Bloomberg | BLOOMBERG
Tough: “The president’s order on Monday blocking Broadcom’s $117 billion bid for Qualcomm is the latest sign of Trump’s tough stance on foreign takeovers of U.S. technology and is part of a broader move to contain China on trade. The Trump administration is considering clamping down on Chinese investments in the U.S. and imposing tariffs on a broad range of its imports to punish Beijing for its alleged theft of intellectual property…Only five takeovers of American firms have been blocked by U.S. presidents on national security grounds since 1990. Of those, Barack Obama blocked two deals during his two terms. Trump has blocked two in six months.”

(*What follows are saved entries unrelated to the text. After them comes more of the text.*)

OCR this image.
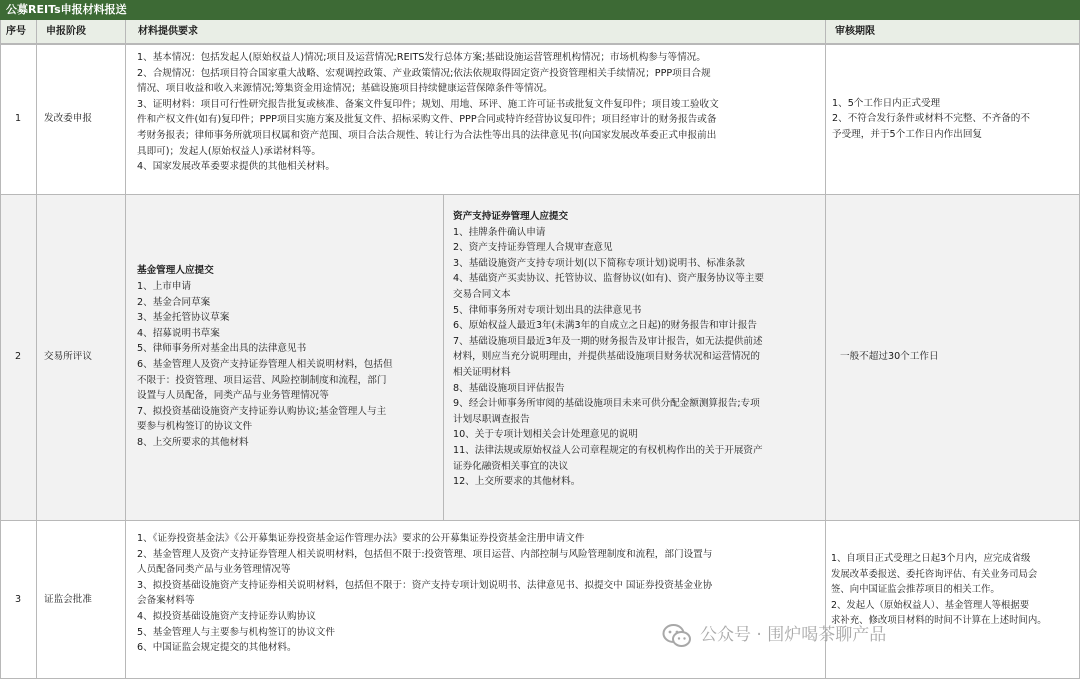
公募REITs申报材料报送
序号 申报阶段	材料提供要求	审核期限
1 发改委申报

1、基本情况：包括发起人(原始权益人)情况;项目及运营情况;REITS发行总体方案;基础设施运营管理机构情况；市场机构参与等情况。

2、合规情况：包括项目符合国家重大战略、宏观调控政策、产业政策情况;依法依规取得固定资产投资管理相关手续情况；PPP项目合规

情况、项目收益和收入来源情况;筹集资金用途情况；基础设施项目持续健康运营保障条件等情况。

3、证明材料：项目可行性研究报告批复或核准、备案文件复印件；规划、用地、环评、施工许可证书或批复文件复印件；项目竣工验收文

件和产权文件(如有)复印件；PPP项目实施方案及批复文件、招标采购文件、PPP合同或特许经营协议复印件；项目经审计的财务报告或备

考财务报表；律师事务所就项目权属和资产范围、项目合法合规性、转让行为合法性等出具的法律意见书(向国家发展改革委正式申报前出

具即可)；发起人(原始权益人)承诺材料等。

4、国家发展改革委要求提供的其他相关材料。

1、5个工作日内正式受理

2、不符合发行条件或材料不完整、不齐备的不

予受理，并于5个工作日内作出回复

2 交易所评议

基金管理人应提交

1、上市申请

2、基金合同草案

3、基金托管协议草案

4、招募说明书草案

5、律师事务所对基金出具的法律意见书

6、基金管理人及资产支持证券管理人相关说明材料，包括但

不限于：投资管理、项目运营、风险控制制度和流程，部门

设置与人员配备，同类产品与业务管理情况等

7、拟投资基础设施资产支持证券认购协议;基金管理人与主

要参与机构签订的协议文件

8、上交所要求的其他材料

资产支持证券管理人应提交

1、挂牌条件确认申请

2、资产支持证券管理人合规审查意见

3、基础设施资产支持专项计划(以下简称专项计划)说明书、标准条款

4、基础资产买卖协议、托管协议、监督协议(如有)、资产服务协议等主要

交易合同文本

5、律师事务所对专项计划出具的法律意见书

6、原始权益人最近3年(未满3年的自成立之日起)的财务报告和审计报告

7、基础设施项目最近3年及一期的财务报告及审计报告，如无法提供前述

材料，则应当充分说明理由，并提供基础设施项目财务状况和运营情况的

相关证明材料

8、基础设施项目评估报告

9、经会计师事务所审阅的基础设施项目未来可供分配金额测算报告;专项

计划尽职调查报告

10、关于专项计划相关会计处理意见的说明

11、法律法规或原始权益人公司章程规定的有权机构作出的关于开展资产

证券化融资相关事宜的决议

12、上交所要求的其他材料。

一般不超过30个工作日

3 证监会批准

1、《证券投资基金法》《公开募集证券投资基金运作管理办法》要求的公开募集证券投资基金注册申请文件

2、基金管理人及资产支持证券管理人相关说明材料，包括但不限于:投资管理、项目运营、内部控制与风险管理制度和流程，部门设置与

人员配备同类产品与业务管理情况等

3、拟投资基础设施资产支持证券相关说明材料，包括但不限于：资产支持专项计划说明书、法律意见书、拟提交中 国证券投资基金业协

会备案材料等

4、拟投资基础设施资产支持证券认购协议

5、基金管理人与主要参与机构签订的协议文件

6、中国证监会规定提交的其他材料。

1、自项目正式受理之日起3个月内，应完成省级

发展改革委报送、委托咨询评估、有关业务司局会

签、向中国证监会推荐项目的相关工作。

2、发起人（原始权益人）、基金管理人等根据要

求补充、修改项目材料的时间不计算在上述时间内。

公众号 · 围炉喝茶聊产品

Broadcom accelerates plans to move headquarters address to U.S. from Singapore amid heightened federal scrutiny of Qualcomm deal – Silicon Valley Business Journal | BIZJOURNALS
From earlier in the day: “Silicon Valley technology giant Broadcom is accelerating its plan to move its headquarters back to the United States, telling investors Monday that it hopes to complete the process by April 3. However, the U.S. government told the company in a recent letter than it violated an order by not giving federal regulators with the Committee on Foreign Investment in the United States sufficient notice of its plans to move it corporate address to the U.S.”